QUOTE (tanjent @ Oct 18 2011, 04:09 AM)
Could the phyllosilicates be in the dust?
No, or not mainly so, because as you point out dust is too mobile. There wouldn't be a striking hole in the distribution inside the crater, a place that is clearly accessible to dust. The clay minerals must either themselves consist of larger fragments or
coat larger fragments of something else, possibly shattered igneous material. Clay minerals as an external weathered layer on harder grains would fit with Bill's suggestion that the clays formed in cracks rather than being the main bulk constituent of a 'clay layer'.
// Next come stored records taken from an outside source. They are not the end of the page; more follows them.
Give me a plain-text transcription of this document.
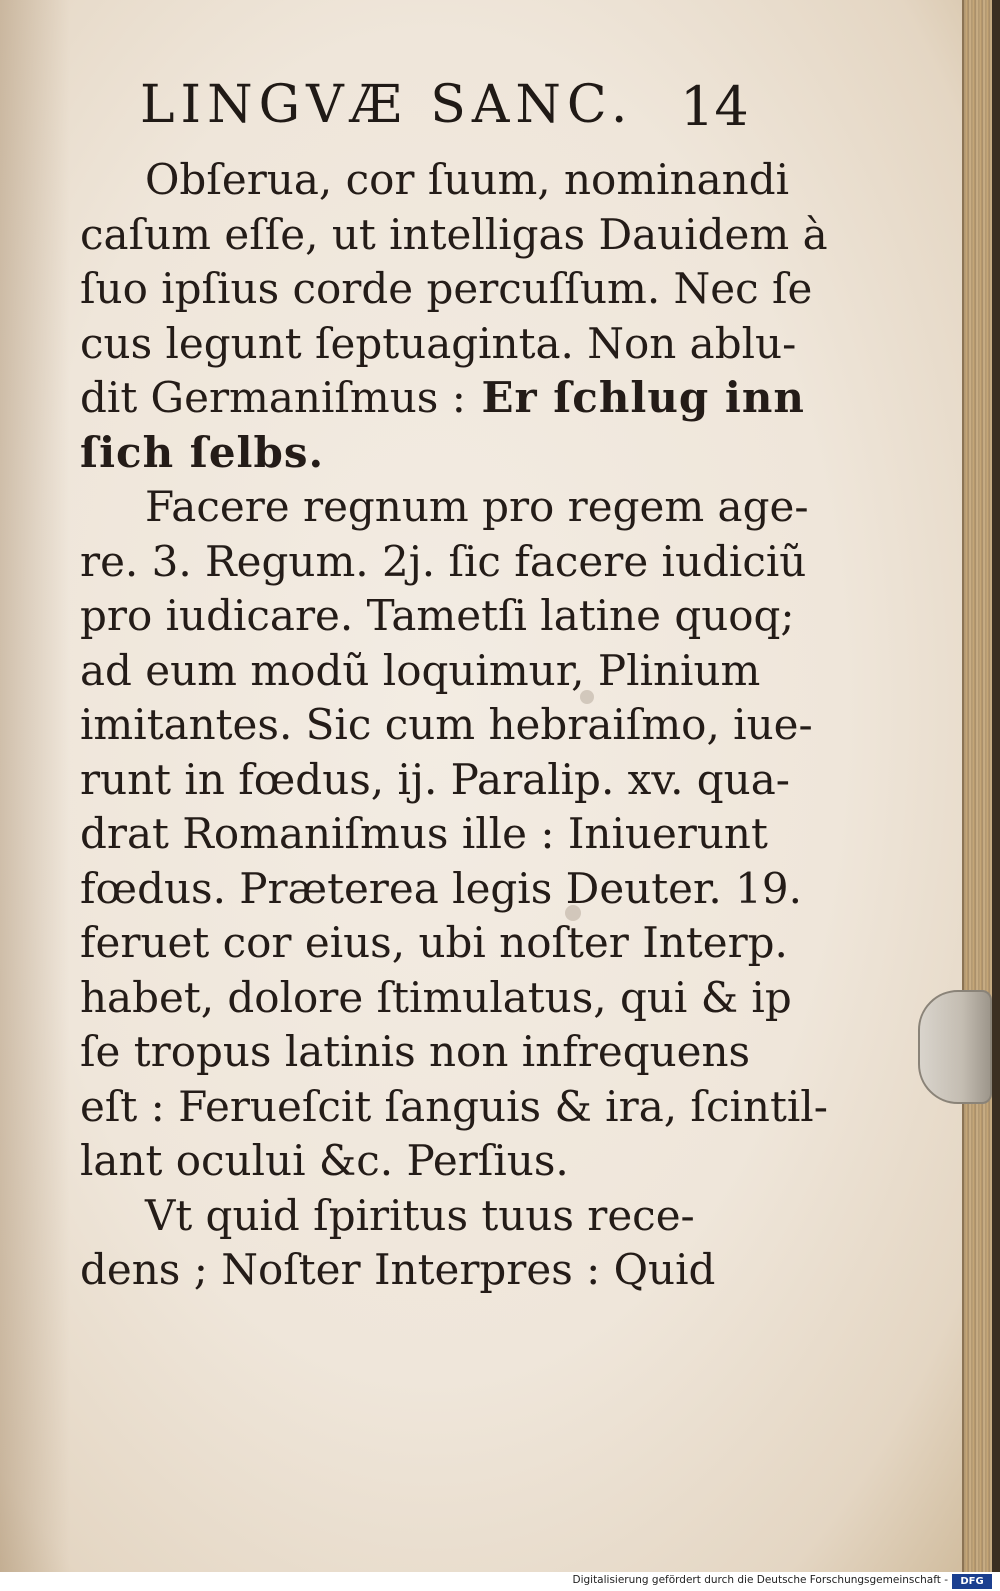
LINGVÆ SANC. 14
Obſerua, cor ſuum, nominandi
caſum eſſe, ut intelligas Dauidem à
ſuo ipſius corde percuſſum. Nec ſe
cus legunt ſeptuaginta. Non ablu-
dit Germaniſmus : Er ſchlug inn
ſich ſelbs.
Facere regnum pro regem age-
re. 3. Regum. 2j. ſic facere iudiciũ
pro iudicare. Tametſi latine quoq;
ad eum modũ loquimur, Plinium
imitantes. Sic cum hebraiſmo, iue-
runt in fœdus, ij. Paralip. xv. qua-
drat Romaniſmus ille : Iniuerunt
fœdus. Præterea legis Deuter. 19.
feruet cor eius, ubi noſter Interp.
habet, dolore ſtimulatus, qui & ip
ſe tropus latinis non infrequens
eſt : Feruеſcit ſanguis & ira, ſcintil-
lant ocului &c. Perſius.
Vt quid ſpiritus tuus rece-
dens ; Noſter Interpres : Quid
Digitalisierung gefördert durch die Deutsche Forschungsgemeinschaft -	DFG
This leads to the question of whether or not the clays formed before the Endeavour impact. Accepting PaulM's obsevation that the clays on Cape Tribulation seem to follow layers I would say this leaves at least two possibilities open. Either, as PaulM suggests, there were clay-rich layers in place before the impact or, perhaps, there were layers of some rock that had the propensity to form clay minerals in fractures produced by the impact, presumably in the continuing presence of moisture. If we are seeing clay signatures from external coatings on many gravel-sized fragments I think that could point to the latter.
It's a complicated place and too early to draw conclusions for sure, but not too early to be thinking about it. I just marvel and celebrate the fact that we are freely provided with so much information that we can do that.